You know how you open a bag of chips and it seems to be half gone? What about a box of crackers and I’m sure countless other purchased items that it doesn’t seem fair that they are as empty as they are. Well in California consumers had this same problem with 20 to 30 hair products. Sydney Cohen explains to her readers that Johnson and Johnson and Neutrogena were taken to court to settle these allegations of having misleading product packages. They have 24 months to get rid of all the misleading products, and did not disclose which products were in the misleading packages.
More than one company practices this misleading marketing because there is a Department of Agriculture and Division of Weights & Measures. It makes sense in terms of the company saving money, but the consumer is going to be less likely to repurchase products if they are not as full as expected. The company is saving money in some cases and hurting themselves in others by not keeping customers.
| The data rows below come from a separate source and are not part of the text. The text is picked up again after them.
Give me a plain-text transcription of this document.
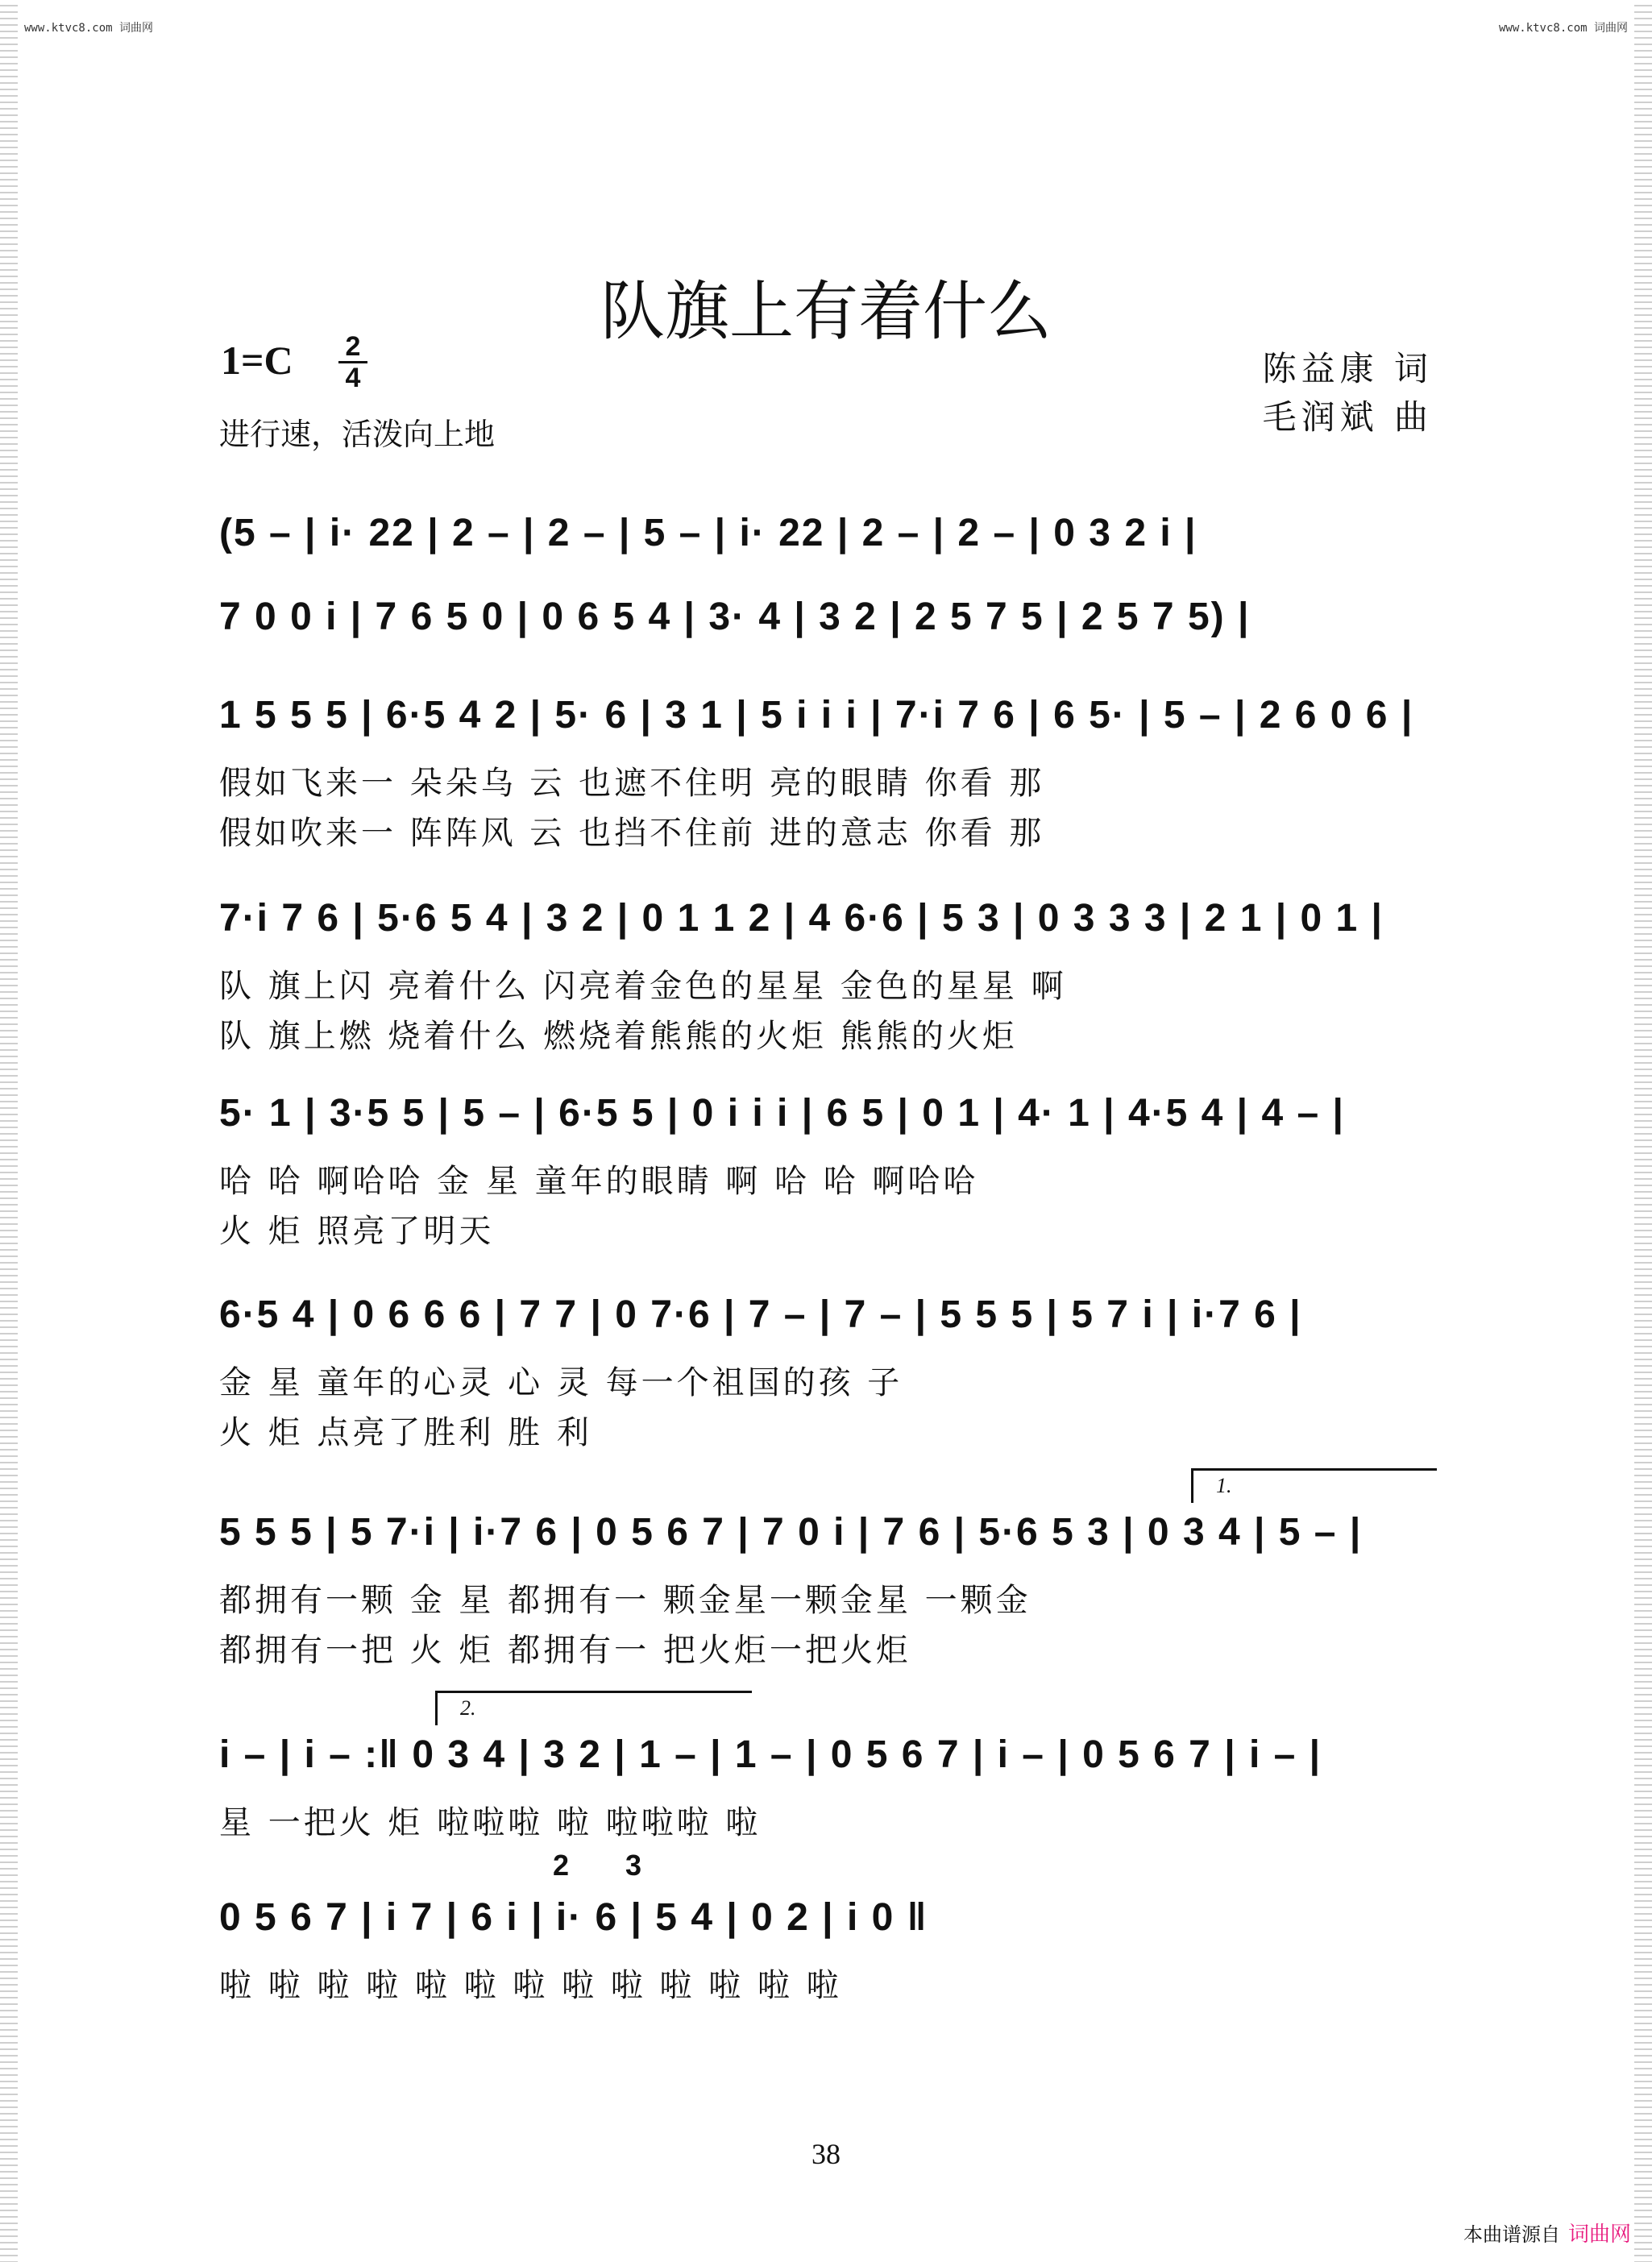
www.ktvc8.com 词曲网	www.ktvc8.com 词曲网
队旗上有着什么
1=C 2
4
进行速，活泼向上地
陈益康 词
毛润斌 曲
(5 – | i· 22 | 2 – | 2 – | 5 – | i· 22 | 2 – | 2 – | 0 3 2 i |
7 0 0 i | 7 6 5 0 | 0 6 5 4 | 3· 4 | 3 2 | 2 5 7 5 | 2 5 7 5) |
1 5 5 5 | 6·5 4 2 | 5· 6 | 3 1 | 5 i i i | 7·i 7 6 | 6 5· | 5 – | 2 6 0 6 |
假如飞来一 朵朵乌 云 也遮不住明 亮的眼睛 你看 那
假如吹来一 阵阵风 云 也挡不住前 进的意志 你看 那
7·i 7 6 | 5·6 5 4 | 3 2 | 0 1 1 2 | 4 6·6 | 5 3 | 0 3 3 3 | 2 1 | 0 1 |
队 旗上闪 亮着什么 闪亮着金色的星星 金色的星星 啊
队 旗上燃 烧着什么 燃烧着熊熊的火炬 熊熊的火炬
5· 1 | 3·5 5 | 5 – | 6·5 5 | 0 i i i | 6 5 | 0 1 | 4· 1 | 4·5 4 | 4 – |
哈 哈 啊哈哈 金 星 童年的眼睛 啊 哈 哈 啊哈哈
火 炬 照亮了明天
6·5 4 | 0 6 6 6 | 7 7 | 0 7·6 | 7 – | 7 – | 5 5 5 | 5 7 i | i·7 6 |
金 星 童年的心灵 心 灵 每一个祖国的孩 子
火 炬 点亮了胜利 胜 利
1.
5 5 5 | 5 7·i | i·7 6 | 0 5 6 7 | 7 0 i | 7 6 | 5·6 5 3 | 0 3 4 | 5 – |
都拥有一颗 金 星 都拥有一 颗金星一颗金星 一颗金
都拥有一把 火 炬 都拥有一 把火炬一把火炬
2.
i – | i – :‖ 0 3 4 | 3 2 | 1 – | 1 – | 0 5 6 7 | i – | 0 5 6 7 | i – |
星 一把火 炬 啦啦啦 啦 啦啦啦 啦
2 3
0 5 6 7 | i 7 | 6 i | i· 6 | 5 4 | 0 2 | i 0 ‖
啦 啦 啦 啦 啦 啦 啦 啦 啦 啦 啦 啦 啦
38
本曲谱源自 词曲网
They were forced to resolve this by paying $506,000 in civil penalties and investigation costs. They would have saved more money by not being deceptive in the first place. In order to apologize to customers, or try to keep repeat customers they could send a sample in the mail or in stores if something is purchased to make up for the lost product. If customers are aware the company is sorry, and they try to express that they will be more likely to keep customers.
They could have prevented this packaging mishap by putting the correct amount of product in the packages. If it was a huge accident, they should have at least a few or all the products being weighed to see if they match the volume expressed on their packages.